自从修好了V31后,到局里开会的时候,叶厂长就说汽修厂具备了维修进口车的能力,得到了领导的一番表扬。叶厂长就飘飘然了。昨天,五矿送了七台进口重卡过来维修,局长亲自打电话叮嘱了一番,关系到五矿重点项目的运输保障任务,要求汽修厂务必按时完成维修工作。
叶厂长只能硬着头皮上,结果刘师傅他们查了整整一天一夜,也没能解决故障。
他想起了姚远,但是上次得罪了姚远,他生怕姚远拒绝,就找到余司机亲自开着车直接到家里接。果然,姚远是给余司机面子的。

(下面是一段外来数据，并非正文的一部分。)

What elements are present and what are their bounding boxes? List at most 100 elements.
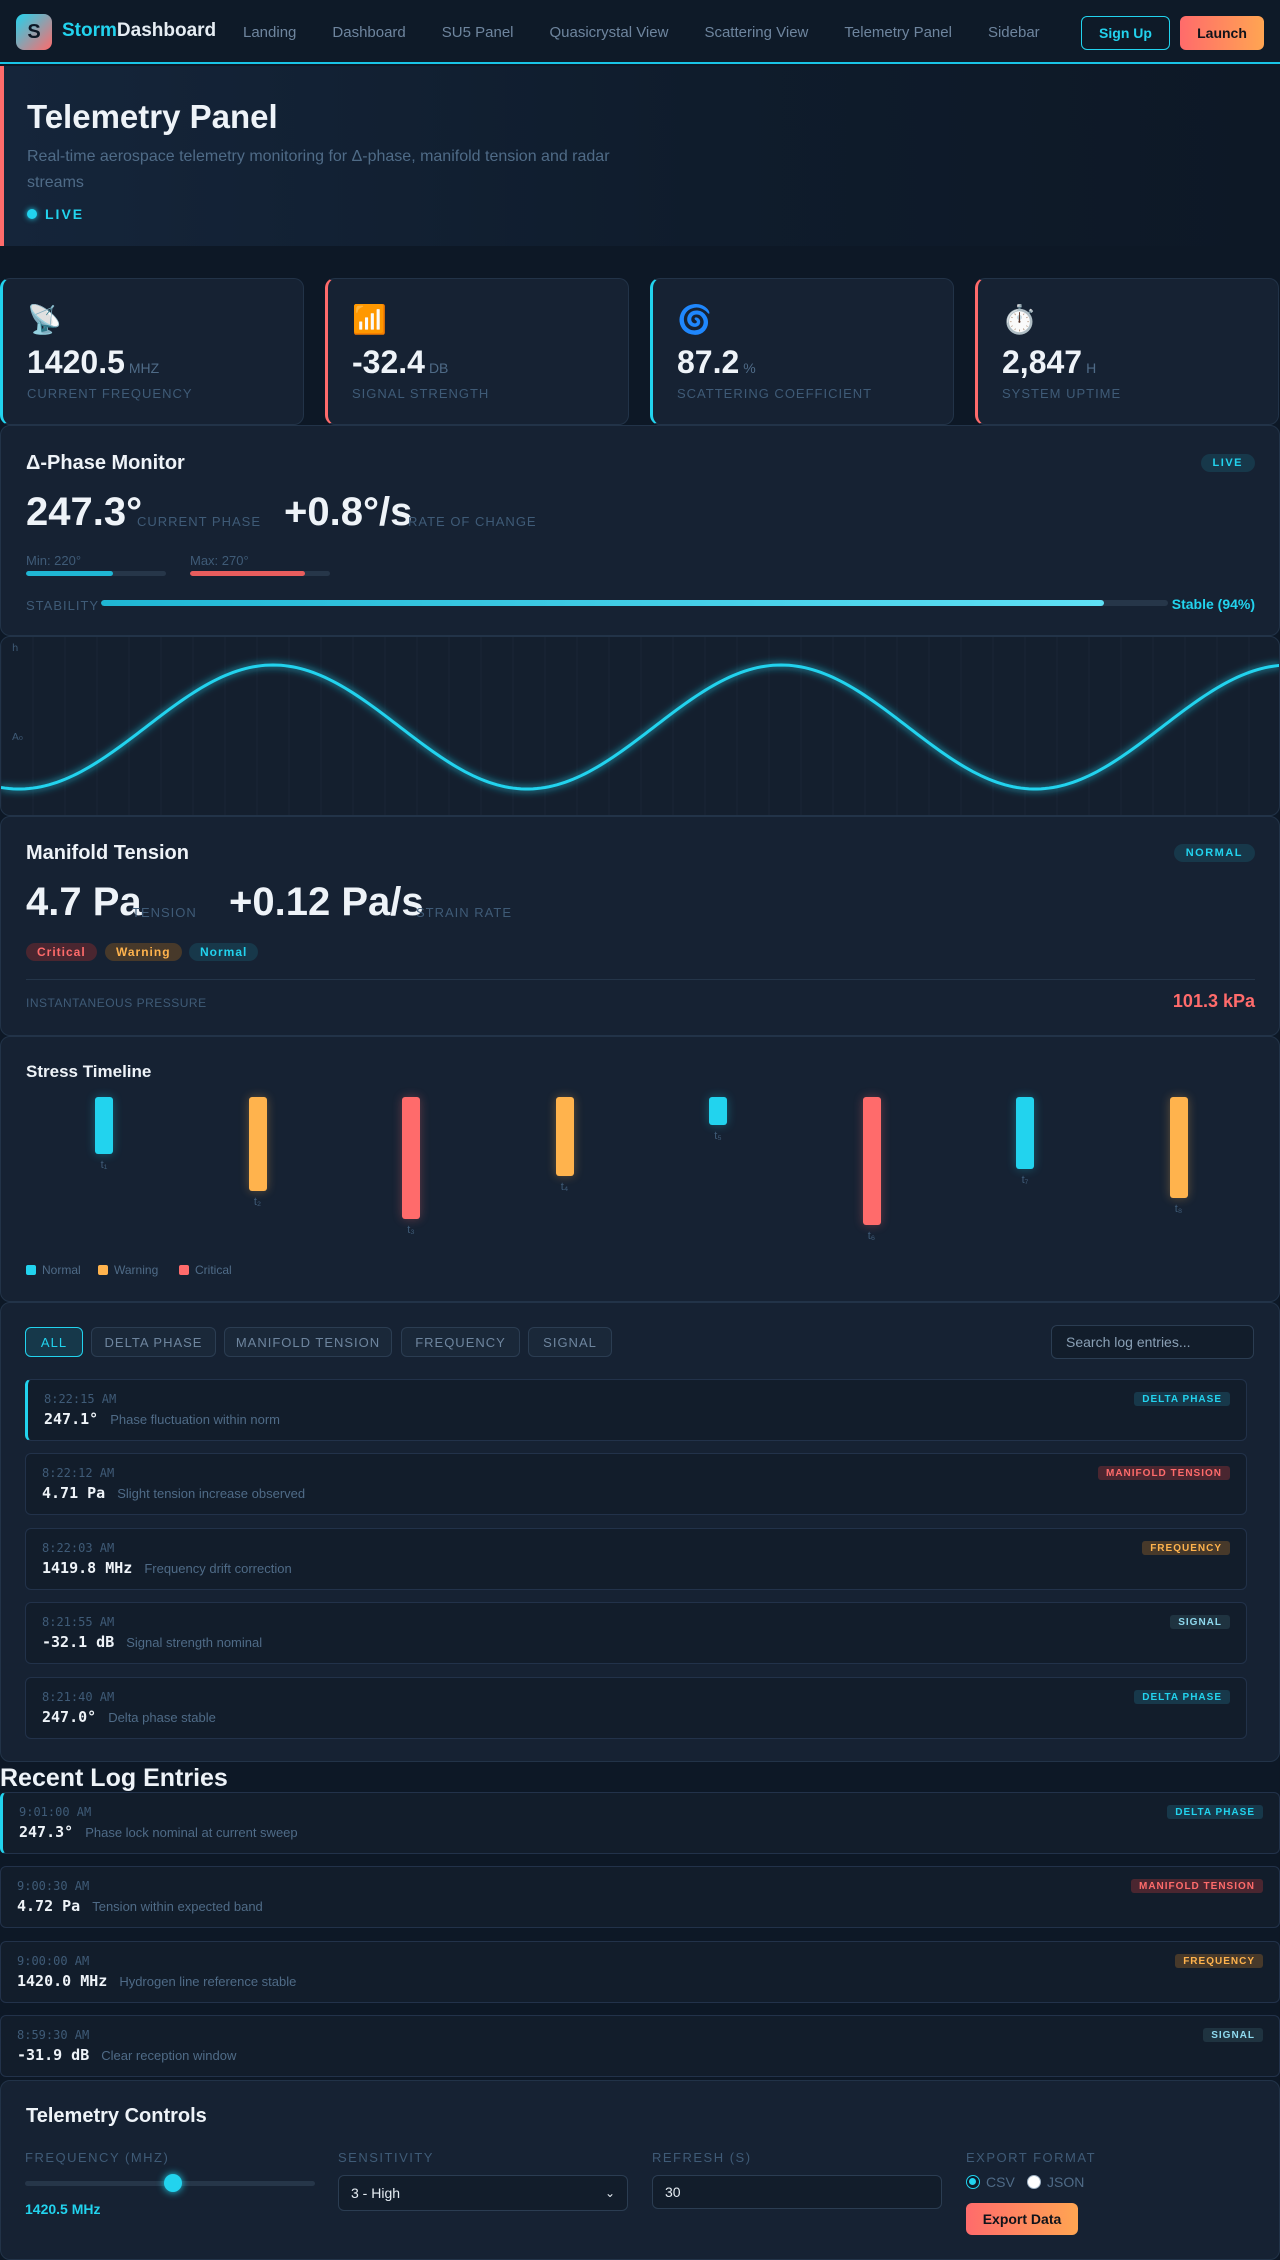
log-entry[interactable]: 8:21:40 AM 247.0° Delta phase stable DELT… <box>25 1677 1247 1739</box>
log-tag: MANIFOLD TENSION <box>1098 1466 1230 1480</box>
stat-card-frequency: 📡 1420.5 MHZ CURRENT FREQUENCY <box>0 278 304 425</box>
stability-value: Stable (94%) <box>1171 596 1255 612</box>
stat-card-uptime: ⏱️ 2,847 H SYSTEM UPTIME <box>975 278 1279 425</box>
nav-link-telemetry-panel[interactable]: Telemetry Panel <box>844 23 952 41</box>
radio-csv-label: CSV <box>986 2174 1015 2190</box>
log-entry[interactable]: 8:22:12 AM 4.71 Pa Slight tension increas… <box>25 1453 1247 1515</box>
manifold-tension-card: Manifold Tension NORMAL 4.7 Pa TENSION +… <box>0 816 1280 1036</box>
filter-frequency[interactable]: FREQUENCY <box>401 1327 520 1357</box>
legend-swatch <box>98 1265 108 1275</box>
min-phase-bar <box>26 571 166 576</box>
filter-manifold-tension[interactable]: MANIFOLD TENSION <box>224 1327 392 1357</box>
nav-link-sidebar[interactable]: Sidebar <box>987 23 1040 41</box>
log-time: 8:22:12 AM <box>42 1466 115 1480</box>
stress-bar-1[interactable] <box>95 1097 113 1155</box>
recent-log-entry[interactable]: 9:01:00 AM 247.3° Phase lock nominal at c… <box>0 1792 1280 1854</box>
log-entry[interactable]: 8:21:55 AM -32.1 dB Signal strength nomin… <box>25 1602 1247 1664</box>
filter-signal[interactable]: SIGNAL <box>528 1327 612 1357</box>
stat-value: 87.2% <box>677 344 756 381</box>
waveform-mid-label: A₀ <box>12 732 23 743</box>
live-badge: LIVE <box>1200 454 1255 472</box>
log-value-text: 247.1° <box>44 1410 99 1428</box>
nav-link-dashboard[interactable]: Dashboard <box>332 23 406 41</box>
export-data-button[interactable]: Export Data <box>966 2203 1078 2235</box>
nav-link-landing[interactable]: Landing <box>243 23 297 41</box>
stat-number: 1420.5 <box>27 344 125 380</box>
nav-link-scattering-view[interactable]: Scattering View <box>704 23 809 41</box>
stress-bar-4[interactable] <box>555 1097 574 1177</box>
waveform-top-label: h <box>12 643 18 654</box>
legend-label: Warning <box>114 1263 159 1277</box>
recent-log-entry[interactable]: 8:59:30 AM -31.9 dB Clear reception windo… <box>0 2015 1280 2077</box>
log-tag: SIGNAL <box>1170 1615 1230 1629</box>
controls-title: Telemetry Controls <box>26 2105 207 2127</box>
log-time: 8:22:15 AM <box>44 1392 117 1406</box>
log-message: Frequency drift correction <box>144 1561 292 1576</box>
log-tag: FREQUENCY <box>1175 1954 1263 1968</box>
chevron-down-icon: ⌄ <box>604 2186 615 2200</box>
stat-number: 87.2 <box>677 344 740 380</box>
sign-up-button[interactable]: Sign Up <box>1081 16 1170 50</box>
radio-csv[interactable]: CSV <box>966 2174 1015 2190</box>
satellite-dish-icon: 📡 <box>27 304 62 335</box>
signal-bars-icon: 📶 <box>352 304 387 335</box>
top-nav: S StormDashboard Landing Dashboard SU5 P… <box>0 0 1280 64</box>
stress-bar-3[interactable] <box>402 1097 420 1219</box>
log-message: Hydrogen line reference stable <box>119 1974 297 1989</box>
log-value-text: 247.0° <box>42 1708 97 1726</box>
stat-unit: % <box>743 360 756 376</box>
waveform-svg: h A₀ <box>1 637 1279 815</box>
current-phase-label: CURRENT PHASE <box>137 514 262 529</box>
refresh-input[interactable] <box>652 2175 942 2209</box>
stopwatch-icon: ⏱️ <box>1002 304 1037 335</box>
recent-log-entry[interactable]: 9:00:00 AM 1420.0 MHz Hydrogen line refer… <box>0 1941 1280 2003</box>
log-tag: FREQUENCY <box>1142 1541 1230 1555</box>
radio-json[interactable]: JSON <box>1027 2174 1084 2190</box>
frequency-slider-value: 1420.5 MHz <box>25 2201 101 2217</box>
stress-bar-8[interactable] <box>1169 1097 1188 1199</box>
radio-csv-button[interactable] <box>966 2175 980 2189</box>
log-time: 8:21:55 AM <box>42 1615 115 1629</box>
log-value-text: -32.1 dB <box>42 1633 115 1651</box>
log-value-text: 4.72 Pa <box>17 1897 81 1915</box>
sensitivity-select[interactable]: 3 - High ⌄ <box>338 2175 628 2211</box>
logo-icon[interactable]: S <box>16 14 52 50</box>
log-value-text: 247.3° <box>19 1823 74 1841</box>
filter-delta-phase[interactable]: DELTA PHASE <box>91 1327 216 1357</box>
log-search-input[interactable] <box>1051 1325 1254 1359</box>
stat-card-scattering: 🌀 87.2% SCATTERING COEFFICIENT <box>650 278 954 425</box>
log-entry[interactable]: 8:22:15 AM 247.1° Phase fluctuation withi… <box>25 1379 1247 1441</box>
nav-link-su5-panel[interactable]: SU5 Panel <box>441 23 514 41</box>
stress-bar-label: t₇ <box>1021 1173 1029 1186</box>
stress-bar-5[interactable] <box>709 1097 727 1126</box>
frequency-slider-thumb[interactable] <box>163 2174 182 2192</box>
log-tag: SIGNAL <box>1203 2028 1263 2042</box>
nav-link-quasicrystal-view[interactable]: Quasicrystal View <box>549 23 669 41</box>
stress-bar-label: t₆ <box>867 1230 876 1243</box>
critical-tag: Critical <box>26 943 97 961</box>
normal-tag: Normal <box>189 943 259 961</box>
radio-json-label: JSON <box>1047 2174 1085 2190</box>
stress-bar-2[interactable] <box>248 1097 267 1191</box>
strain-rate-label: STRAIN RATE <box>416 905 512 920</box>
strain-rate-value: +0.12 Pa/s <box>229 880 424 924</box>
log-value: 4.72 Pa Tension within expected band <box>17 1897 263 1915</box>
rate-of-change-value: +0.8°/s <box>284 490 413 534</box>
stress-bar-7[interactable] <box>1016 1097 1034 1169</box>
recent-log-entry[interactable]: 9:00:30 AM 4.72 Pa Tension within expecte… <box>0 1866 1280 1928</box>
log-value: -31.9 dB Clear reception window <box>17 2046 236 2064</box>
launch-button[interactable]: Launch <box>1180 16 1264 50</box>
stress-timeline-title: Stress Timeline <box>26 1062 152 1081</box>
sensitivity-label: SENSITIVITY <box>338 2150 434 2165</box>
stat-number: 2,847 <box>1002 344 1083 380</box>
waveform-grid <box>1 637 1250 815</box>
log-entry[interactable]: 8:22:03 AM 1419.8 MHz Frequency drift cor… <box>25 1528 1247 1590</box>
log-tag: DELTA PHASE <box>1134 1392 1230 1406</box>
stress-bar-6[interactable] <box>862 1097 881 1226</box>
radio-json-button[interactable] <box>1027 2175 1041 2189</box>
filter-all[interactable]: ALL <box>25 1327 83 1357</box>
log-time: 8:21:40 AM <box>42 1690 115 1704</box>
brand-name[interactable]: StormDashboard <box>62 20 216 42</box>
tension-value: 4.7 Pa <box>26 880 142 924</box>
log-message: Phase lock nominal at current sweep <box>85 1825 298 1840</box>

姚远伺候母亲吃完饭洗完饭盒这才慢悠悠地下楼来,叶厂长赶紧的迎上去,哈着腰说,“姚同学,这七台车呢是五矿的,七十年代进口德国的奔驰重卡。五矿反应,刹车片损耗过快,我们反复查了,也没找到原因。”
“五矿的奔驰重卡啊。”姚远淡淡的点了点头。
叶厂长看到姚远不是很积极,连忙说,“姚同学,你看这样行不行,修好一台我们给一百块奖金。”
姚远一听,在车边停下了脚步。
叶厂长小心地看着姚远,为难地说,“这个奖金真的不能再多了。”
姚远想了想,没说什么,拉开车门上车。
县汽修厂,刘师傅蹲在一台重卡轮毂边抽烟,胡子拉碴的已经十几个小时没睡觉了。他做过多次测试,更换了刹车片之后,踩了几脚之后,刹车片和刹车盘会诡异地紧紧咬合起来,这便是导致刹车片损耗过快的原因。
为什么会出现这种现象,却搞不明白。
姚远有别的打算。
他原本计划等忙完白糖的事之后再处理刘义堂和叶厂长的,他们之间那些见不得光的交易,姚远心里非常清楚,只需要找到证据。
现在看来,索性借这个机会把证据拿到手。
刚下车,姚远突然捂着肚子说,“坏了,肚子痛,抱歉,我先去一趟厕所。”
“好好好,办公楼二楼有冲水马桶!”叶厂长连忙说。
姚远夹着腿小跑着去了。
办公楼黑漆马虎的鬼影都没一个,姚远转到黑暗中后,闪身溜进了厂长办公室。后来案件审判时,检方最有力的证据是叶厂长的账本。这小子有记私账的习惯,根据账本的线索,相关部门挖出了一锅蛀虫。
可惜,那个时候糖厂已经破产清算好几年了。
最大的蛀虫刘义堂全家也早就移民国外了。
姚远要改变这段历史,为糖厂两千多名职工出气。